- Mood: Fucked up
- Music: screaming
- Thoughts: I thought I was on my way to the right place. But I guess it's not going fast enough.
I'm sick.
I really am.
I don't know what I'm becoming.
Well actually. I do. I'm becoming a contradiction. I'm a creature that's being pulled in two directions and it's killing me.
I want to die, but I can't because I know that sadness. I know what my parents will feel, and I still love them enough never to put them through that. I feel this need to hurt myself because nobody else will. Everyone tries to help me. I feel like I need someone to beat me.
I hate drug users. I still do. But every day I look at them and understand why they do it. Why they would want to trade their brain for those few hours of bliss. But now I think "Wow. How amazing would it be to forget about the world right now."
I love to learn. I hate school.
I want to fit in. I hate our society.
I want to be on their level. I hate the way they think.
I want to achieve. I don't want to play by their rules.
I want to write. I hate that it makes me conform to something.
I love life. I hate how it's 2D.
I want to be strong. I hate my strength.
I love everyone. I hate everyone.
I need help. I hate people being concerned about me.
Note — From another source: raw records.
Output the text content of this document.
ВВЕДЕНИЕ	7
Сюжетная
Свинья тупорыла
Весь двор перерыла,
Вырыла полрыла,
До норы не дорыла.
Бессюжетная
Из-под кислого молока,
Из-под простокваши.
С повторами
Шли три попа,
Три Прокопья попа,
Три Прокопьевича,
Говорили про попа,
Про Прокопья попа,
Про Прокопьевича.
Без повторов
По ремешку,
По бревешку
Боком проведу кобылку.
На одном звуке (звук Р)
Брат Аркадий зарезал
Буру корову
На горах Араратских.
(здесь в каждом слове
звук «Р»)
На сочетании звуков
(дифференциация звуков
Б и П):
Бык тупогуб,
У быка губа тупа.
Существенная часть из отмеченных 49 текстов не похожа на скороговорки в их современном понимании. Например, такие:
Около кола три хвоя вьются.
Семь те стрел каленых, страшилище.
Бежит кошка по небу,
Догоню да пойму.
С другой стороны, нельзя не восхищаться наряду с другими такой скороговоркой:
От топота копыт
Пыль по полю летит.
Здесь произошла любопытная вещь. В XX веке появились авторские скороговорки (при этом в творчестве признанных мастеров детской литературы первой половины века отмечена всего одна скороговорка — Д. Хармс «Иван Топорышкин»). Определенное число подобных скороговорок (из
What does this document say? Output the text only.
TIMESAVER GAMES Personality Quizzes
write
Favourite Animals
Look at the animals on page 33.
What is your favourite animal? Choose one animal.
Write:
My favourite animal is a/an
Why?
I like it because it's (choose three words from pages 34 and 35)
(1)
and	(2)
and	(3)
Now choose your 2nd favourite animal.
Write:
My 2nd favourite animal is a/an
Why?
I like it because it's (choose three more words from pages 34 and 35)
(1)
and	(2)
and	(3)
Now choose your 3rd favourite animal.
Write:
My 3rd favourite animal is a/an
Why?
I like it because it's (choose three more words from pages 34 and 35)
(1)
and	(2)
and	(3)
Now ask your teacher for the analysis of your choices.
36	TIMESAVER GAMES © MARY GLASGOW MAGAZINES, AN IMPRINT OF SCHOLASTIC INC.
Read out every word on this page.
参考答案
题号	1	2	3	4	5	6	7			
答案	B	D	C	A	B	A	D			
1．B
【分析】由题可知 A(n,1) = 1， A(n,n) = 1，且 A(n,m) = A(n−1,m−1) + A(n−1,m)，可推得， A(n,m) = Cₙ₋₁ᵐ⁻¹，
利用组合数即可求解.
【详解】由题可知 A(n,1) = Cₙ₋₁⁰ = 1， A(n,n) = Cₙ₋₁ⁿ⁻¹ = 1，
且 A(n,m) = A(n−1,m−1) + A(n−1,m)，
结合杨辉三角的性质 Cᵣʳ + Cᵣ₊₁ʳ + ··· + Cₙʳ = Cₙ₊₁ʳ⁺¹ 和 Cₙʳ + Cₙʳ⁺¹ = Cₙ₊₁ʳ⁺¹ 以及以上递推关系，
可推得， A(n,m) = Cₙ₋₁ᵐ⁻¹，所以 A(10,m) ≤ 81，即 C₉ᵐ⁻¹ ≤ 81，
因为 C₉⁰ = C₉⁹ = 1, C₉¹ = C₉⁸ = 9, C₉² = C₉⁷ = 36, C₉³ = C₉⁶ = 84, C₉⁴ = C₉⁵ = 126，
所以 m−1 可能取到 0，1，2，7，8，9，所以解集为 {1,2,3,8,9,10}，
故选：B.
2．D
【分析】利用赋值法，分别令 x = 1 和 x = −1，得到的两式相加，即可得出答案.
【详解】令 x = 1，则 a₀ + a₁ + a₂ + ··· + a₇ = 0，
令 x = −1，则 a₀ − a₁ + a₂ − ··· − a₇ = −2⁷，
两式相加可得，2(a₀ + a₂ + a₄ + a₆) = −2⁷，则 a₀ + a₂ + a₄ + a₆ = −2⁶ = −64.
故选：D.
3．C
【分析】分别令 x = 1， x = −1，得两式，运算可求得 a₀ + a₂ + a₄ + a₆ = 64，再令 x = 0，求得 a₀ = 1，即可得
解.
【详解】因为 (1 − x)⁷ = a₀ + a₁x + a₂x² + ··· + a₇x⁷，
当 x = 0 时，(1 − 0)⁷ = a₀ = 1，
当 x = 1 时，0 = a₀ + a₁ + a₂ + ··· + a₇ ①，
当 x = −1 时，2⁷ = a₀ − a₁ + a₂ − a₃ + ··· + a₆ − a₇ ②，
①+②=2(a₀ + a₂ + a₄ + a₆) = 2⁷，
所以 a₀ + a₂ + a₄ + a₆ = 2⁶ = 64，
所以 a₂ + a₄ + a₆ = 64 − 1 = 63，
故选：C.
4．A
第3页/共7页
I feel better. I feel numb, and like shit. But at least I'm still here right? I'm still in one piece. Any bleeding I have, is of my soul. And I've realized. The world couldn't give two shits about your soul. It really can't. All the world cares about is what you produce. And if you can't, you're thrown away. If you're ready to jump off the edge of a building, it doesn't matter, as long as you keep producing. In the long run. As long as it doesn't affect your performance NOBODY COULD CARE
That's what my parents told me. They say that I just have to keep working. Because I'll just be replaced. And those are the rules. I have to shine, or somebody else will shine in front of me. It doesn't matter if I hate myself. Somebody else who doesn't hate them self will just replace me. I wont get anywhere if I don't keep working. And it doesn't matter if I don't want to work. It doesn't matter if I feel like I can't work. It doesn't matter if I'm sick. It doesn't matter how I feel about the person I'm working for. All that matters is that I do work.
So
Since today is the eve of my birthday, here's what I'm going to do.
I say Fuck You School
I say Fuck You Society
I'm going to prove everyone of you wrong
By playing by your rules
And then.
I'm going to make my own. And I'm going to make you play by them.
They said it's like Kempo. So like Kempo, I'm going to do this. I'm going to work and work, until it hurts. I'm going to work until it feels like I can't move. I'm going to work until I actually can't move. And hopefully by the time I can't move. My work will be done.
My inside. This small thing that doesn't know who it is yet. Oh it's probably going to suffer. It suffers already. So obviously it's going to suffer. I'm going to have regular breakdowns, in which like a few days ago I will litterally stop functioning physically.
Happy birthday to me. Happy birthday to me. Happy birthday dear Charlie. Happy birthday to me.
Did I forget to mention I'm still eight? Oh but there's no point in saying that. He should've just stabbed himself. I'm 17 now. I do homework on time! I do everything in advanced! I'm the perfect son! I'm the perfect student! I'm the perfect doll!
"Charlie. Tomorrow is you birthday. Make it a day of rebirth. Do things right." Conform to what others think.